Top 25 Names in Boston, 1710-1715
A few things struck me about this data:
The top names are overwhelmingly popular. For girls, the top three names account for 49% of all names and the top ten account for 81%. For boys, the top three names account for 39% of all names and the top ten account for 69%.
Compare these numbers with their modern equivalents: today's top 10 names account for less than 10 percent of all names given in a single year.
Also, I was astonished by the number of different boys' names (116) vs. girls' names (61). The male names are taken from the Bible, traditional English names, and surnames, while the girls' names are Biblical, English, and virtue names. I suppose it makes sense that a mostly Bible-based name pool would yield more male names, but I wasn't expecting twice as many.
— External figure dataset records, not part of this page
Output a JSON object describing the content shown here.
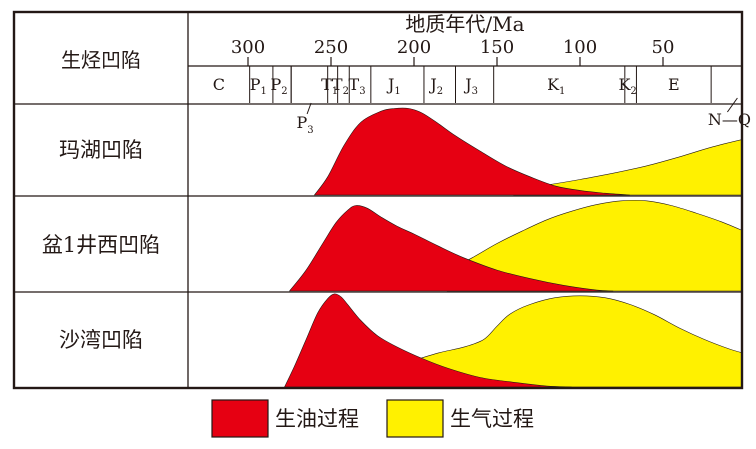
{
  "chart_data": {
    "type": "area",
    "header_label": "生烃凹陷",
    "axis_title": "地质年代/Ma",
    "axis": {
      "min": 0,
      "max": 340,
      "reversed": true,
      "ticks": [
        300,
        250,
        200,
        150,
        100,
        50
      ]
    },
    "periods": [
      {
        "name": "C",
        "sub": "",
        "from": 340,
        "to": 299
      },
      {
        "name": "P",
        "sub": "1",
        "from": 299,
        "to": 285
      },
      {
        "name": "P",
        "sub": "2",
        "from": 285,
        "to": 274
      },
      {
        "name": "T",
        "sub": "1",
        "from": 252,
        "to": 246
      },
      {
        "name": "T",
        "sub": "2",
        "from": 246,
        "to": 239
      },
      {
        "name": "T",
        "sub": "3",
        "from": 239,
        "to": 226
      },
      {
        "name": "J",
        "sub": "1",
        "from": 226,
        "to": 194
      },
      {
        "name": "J",
        "sub": "2",
        "from": 194,
        "to": 175
      },
      {
        "name": "J",
        "sub": "3",
        "from": 175,
        "to": 152
      },
      {
        "name": "K",
        "sub": "1",
        "from": 152,
        "to": 73
      },
      {
        "name": "K",
        "sub": "2",
        "from": 73,
        "to": 66
      },
      {
        "name": "E",
        "sub": "",
        "from": 66,
        "to": 21
      },
      {
        "name": "",
        "sub": "",
        "from": 21,
        "to": 0
      }
    ],
    "period_callouts": [
      {
        "name": "P",
        "sub": "3",
        "at": 262
      },
      {
        "name": "N—Q",
        "sub": "",
        "at": 10
      }
    ],
    "rows": [
      "玛湖凹陷",
      "盆1井西凹陷",
      "沙湾凹陷"
    ],
    "series_names": [
      "生油过程",
      "生气过程"
    ],
    "colors": {
      "oil": "#e60012",
      "gas": "#fff100",
      "ink": "#231815"
    },
    "series": [
      {
        "row": "玛湖凹陷",
        "oil": {
          "x": [
            260,
            252,
            242,
            232,
            220,
            212,
            203,
            195,
            185,
            175,
            160,
            145,
            130,
            115,
            100,
            85,
            70
          ],
          "y": [
            0,
            0.2,
            0.55,
            0.8,
            0.92,
            0.95,
            0.95,
            0.9,
            0.78,
            0.65,
            0.48,
            0.32,
            0.2,
            0.1,
            0.05,
            0.02,
            0
          ]
        },
        "gas": {
          "x": [
            140,
            120,
            100,
            80,
            60,
            40,
            20,
            0
          ],
          "y": [
            0.06,
            0.11,
            0.17,
            0.24,
            0.32,
            0.42,
            0.53,
            0.62
          ]
        }
      },
      {
        "row": "盆1井西凹陷",
        "oil": {
          "x": [
            275,
            265,
            255,
            247,
            240,
            235,
            228,
            220,
            210,
            200,
            185,
            170,
            150,
            130,
            110,
            90,
            80
          ],
          "y": [
            0,
            0.22,
            0.5,
            0.72,
            0.85,
            0.9,
            0.87,
            0.78,
            0.68,
            0.6,
            0.47,
            0.35,
            0.22,
            0.13,
            0.06,
            0.01,
            0
          ]
        },
        "gas": {
          "x": [
            180,
            165,
            150,
            135,
            120,
            105,
            90,
            75,
            60,
            45,
            30,
            15,
            0
          ],
          "y": [
            0.22,
            0.35,
            0.5,
            0.63,
            0.75,
            0.84,
            0.91,
            0.95,
            0.95,
            0.9,
            0.82,
            0.73,
            0.62
          ]
        }
      },
      {
        "row": "沙湾凹陷",
        "oil": {
          "x": [
            278,
            272,
            265,
            258,
            252,
            248,
            244,
            240,
            232,
            222,
            210,
            195,
            180,
            160,
            140,
            120,
            105
          ],
          "y": [
            0,
            0.22,
            0.5,
            0.78,
            0.93,
            0.98,
            0.95,
            0.87,
            0.7,
            0.54,
            0.42,
            0.3,
            0.2,
            0.1,
            0.05,
            0.01,
            0
          ]
        },
        "gas": {
          "x": [
            200,
            185,
            170,
            158,
            150,
            142,
            130,
            115,
            100,
            85,
            70,
            55,
            40,
            25,
            10,
            0
          ],
          "y": [
            0.28,
            0.36,
            0.42,
            0.5,
            0.64,
            0.77,
            0.87,
            0.94,
            0.96,
            0.94,
            0.87,
            0.76,
            0.62,
            0.5,
            0.4,
            0.35
          ]
        }
      }
    ]
  }
}
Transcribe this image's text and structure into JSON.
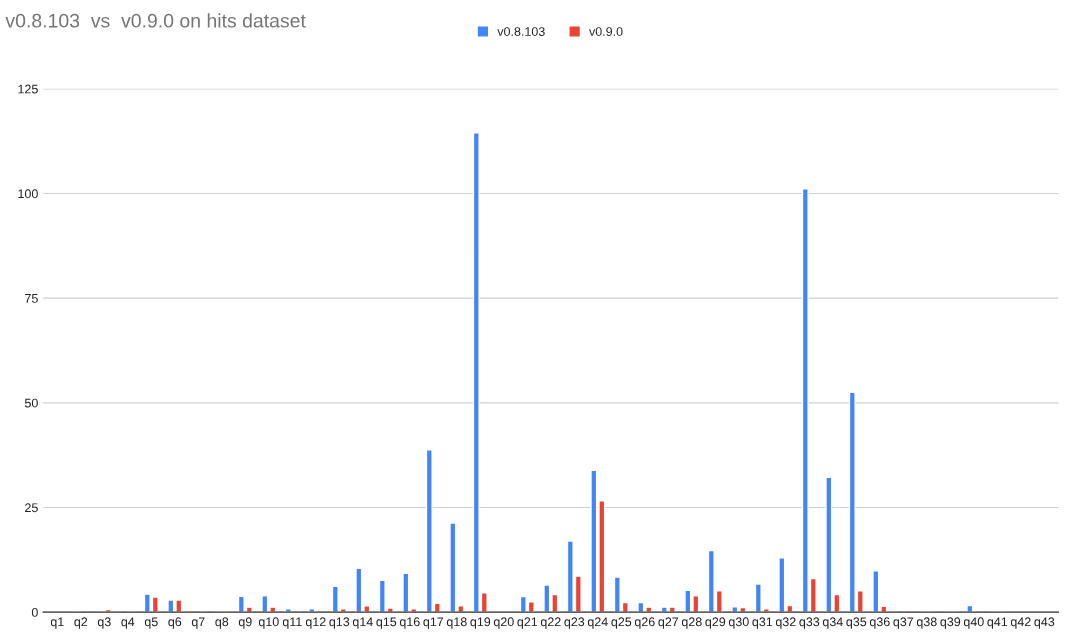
{
  "chart_data": {
    "type": "bar",
    "title": "v0.8.103  vs  v0.9.0 on hits dataset",
    "categories": [
      "q1",
      "q2",
      "q3",
      "q4",
      "q5",
      "q6",
      "q7",
      "q8",
      "q9",
      "q10",
      "q11",
      "q12",
      "q13",
      "q14",
      "q15",
      "q16",
      "q17",
      "q18",
      "q19",
      "q20",
      "q21",
      "q22",
      "q23",
      "q24",
      "q25",
      "q26",
      "q27",
      "q28",
      "q29",
      "q30",
      "q31",
      "q32",
      "q33",
      "q34",
      "q35",
      "q36",
      "q37",
      "q38",
      "q39",
      "q40",
      "q41",
      "q42",
      "q43"
    ],
    "series": [
      {
        "name": "v0.8.103",
        "color": "#4285f4",
        "values": [
          null,
          0.2,
          0.2,
          0.4,
          4.3,
          2.9,
          null,
          0.2,
          3.8,
          3.9,
          0.8,
          0.8,
          6.2,
          10.5,
          7.6,
          9.3,
          38.8,
          21.3,
          114.5,
          null,
          3.7,
          6.5,
          17.0,
          33.9,
          8.4,
          2.3,
          1.2,
          5.2,
          14.7,
          1.3,
          6.7,
          13.0,
          101.1,
          32.2,
          52.5,
          9.9,
          0.4,
          0.3,
          0.3,
          1.6,
          0.2,
          null,
          null
        ]
      },
      {
        "name": "v0.9.0",
        "color": "#ea4335",
        "values": [
          null,
          0.4,
          0.6,
          0.2,
          3.6,
          2.9,
          0.2,
          0.2,
          1.2,
          1.2,
          0.4,
          0.4,
          0.8,
          1.5,
          1.0,
          0.8,
          2.1,
          1.5,
          4.6,
          null,
          2.5,
          4.2,
          8.6,
          26.6,
          2.3,
          1.2,
          1.2,
          3.9,
          5.1,
          1.1,
          0.8,
          1.6,
          8.0,
          4.2,
          5.1,
          1.4,
          0.4,
          0.3,
          0.3,
          0.4,
          0.2,
          null,
          null
        ]
      }
    ],
    "ylim": [
      0,
      125
    ],
    "yticks": [
      0,
      25,
      50,
      75,
      100,
      125
    ],
    "grid": "y",
    "legend": "top"
  }
}
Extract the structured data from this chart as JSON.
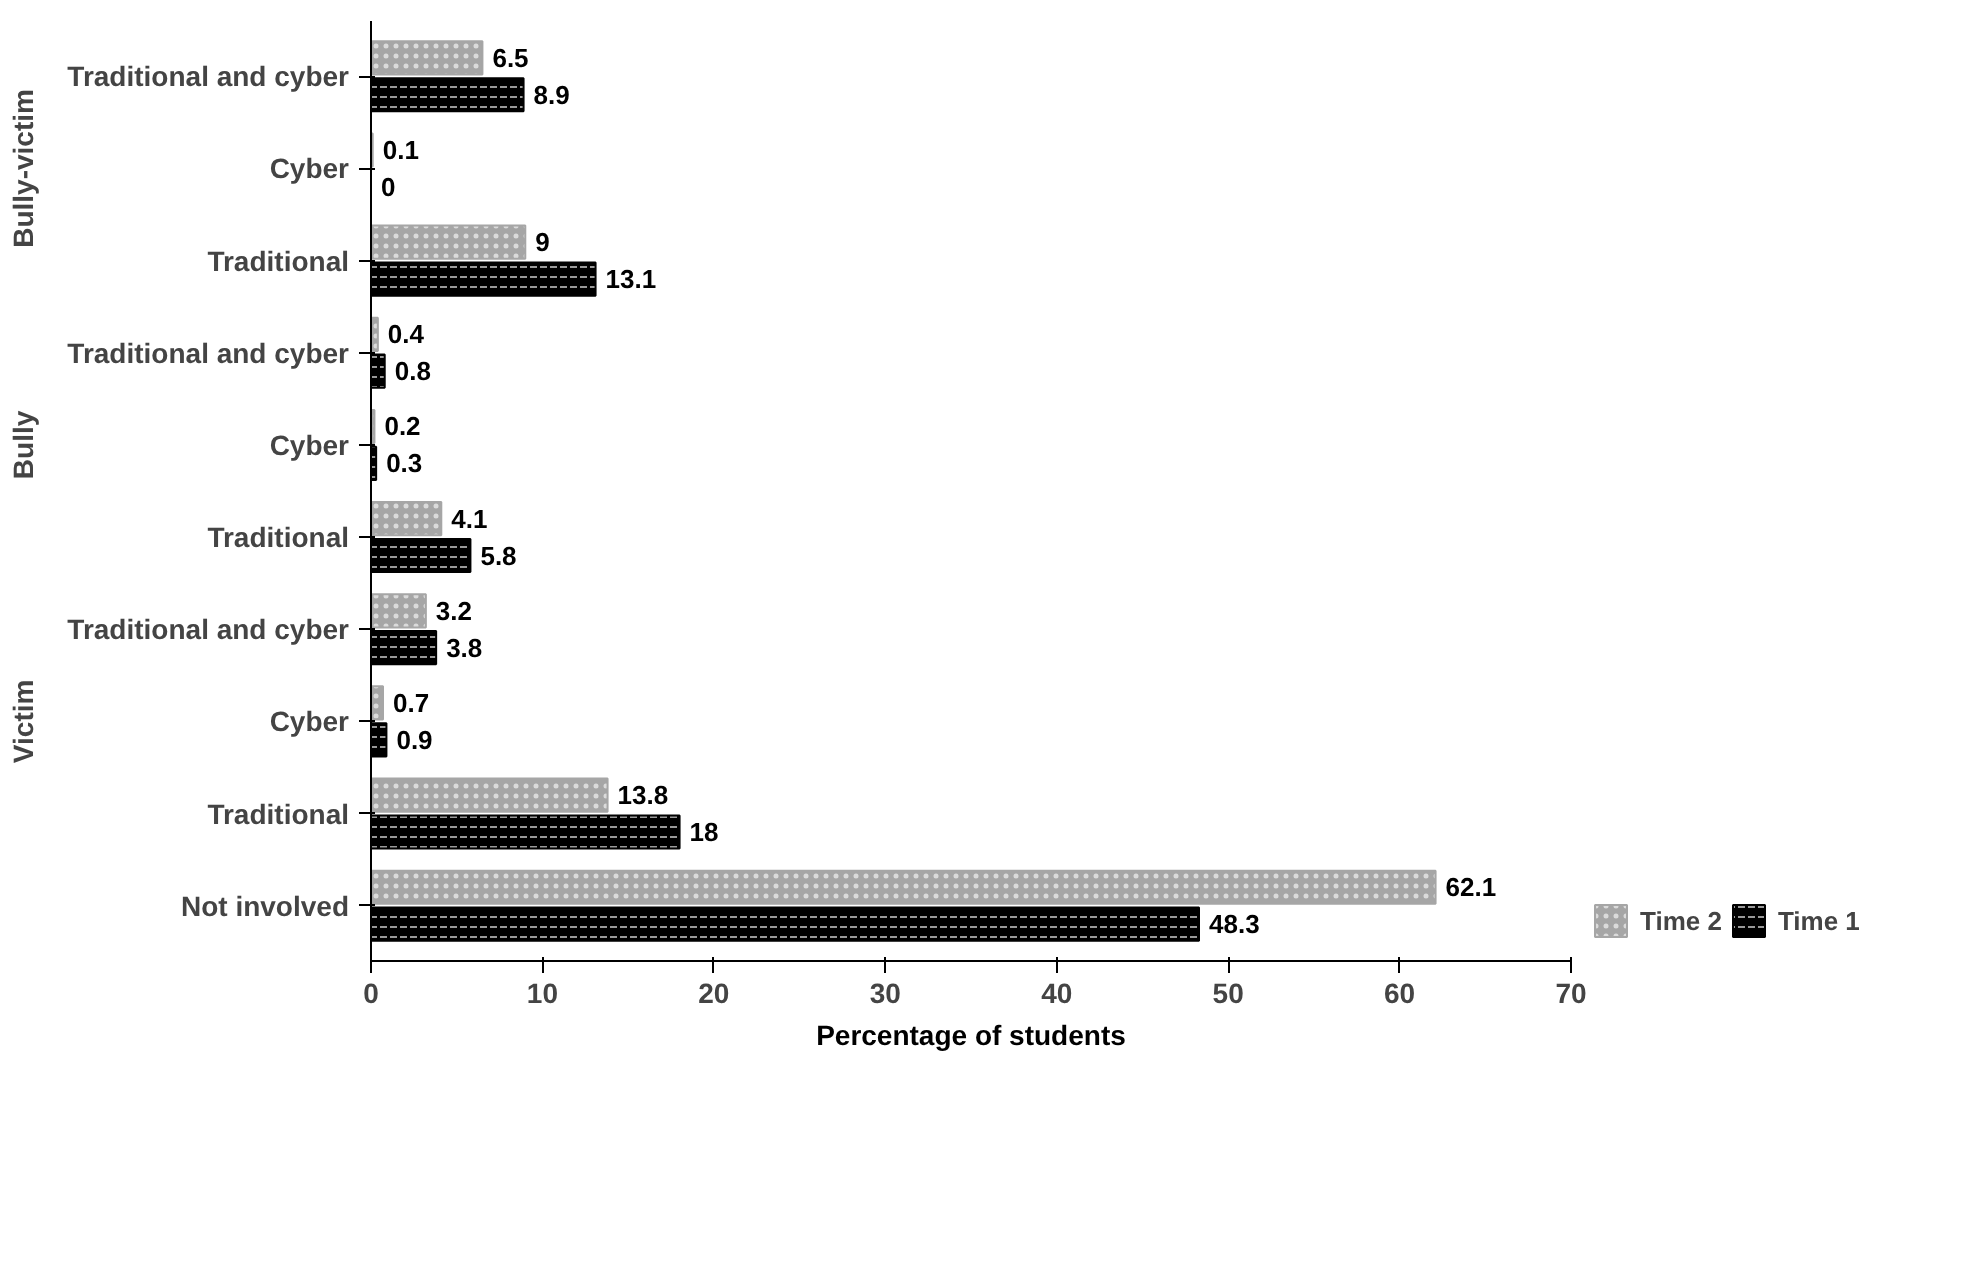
{
  "chart_data": {
    "type": "bar",
    "orientation": "horizontal",
    "categories": [
      "Traditional and cyber",
      "Cyber",
      "Traditional",
      "Traditional and cyber",
      "Cyber",
      "Traditional",
      "Traditional and cyber",
      "Cyber",
      "Traditional",
      "Not involved"
    ],
    "series": [
      {
        "name": "Time 2",
        "color": "#a6a6a6",
        "values": [
          6.5,
          0.1,
          9,
          0.4,
          0.2,
          4.1,
          3.2,
          0.7,
          13.8,
          62.1
        ]
      },
      {
        "name": "Time 1",
        "color": "#000000",
        "values": [
          8.9,
          0,
          13.1,
          0.8,
          0.3,
          5.8,
          3.8,
          0.9,
          18,
          48.3
        ]
      }
    ],
    "annotations": [
      "Bully-victim",
      "Bully",
      "Victim"
    ],
    "xlabel": "Percentage of students",
    "xlim": [
      0,
      70
    ],
    "xticks": [
      0,
      10,
      20,
      30,
      40,
      50,
      60,
      70
    ],
    "data_labels": true,
    "grid": false,
    "legend": "bottom right"
  }
}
Yet, I am also surprised by the Biblical names that are not on this list. As David Hackett Fischer noted in Albion's Seed, there were oodles of New England men named John, but not many named Paul, Mark, Luke, or Matthew (none in my sample). It seems that these Bostonians may have recognized three distinct classes of Biblical names: Old Testament names, New Testament names that were already popular in England, and New Testament names that had shallower roots in England. The first category gives you Abraham, Isaac, and Ephraim, the second offers John and Thomas, and third might include names like Andrew and Bartholomew. The third category is not well represented on the top 25 list.
What accounts for the abundance of English, non-biblical names among the top 25 names in Boston? Did the practice of naming children for their parents (as outlined by Fischer) preserve a thread of Englishness in naming practices? Was 18th-century Boston more worldly than 17th-century Windsor? Was Boston home to increasing numbers of immigrants, English and otherwise, during the first decades of the 18th century?
These are all questions historians have been chewing over since Bernard Bailyn wrote The New England Merchants in the Seventeenth Century in 1955. I think that name data is an interesting way of rethinking Boston.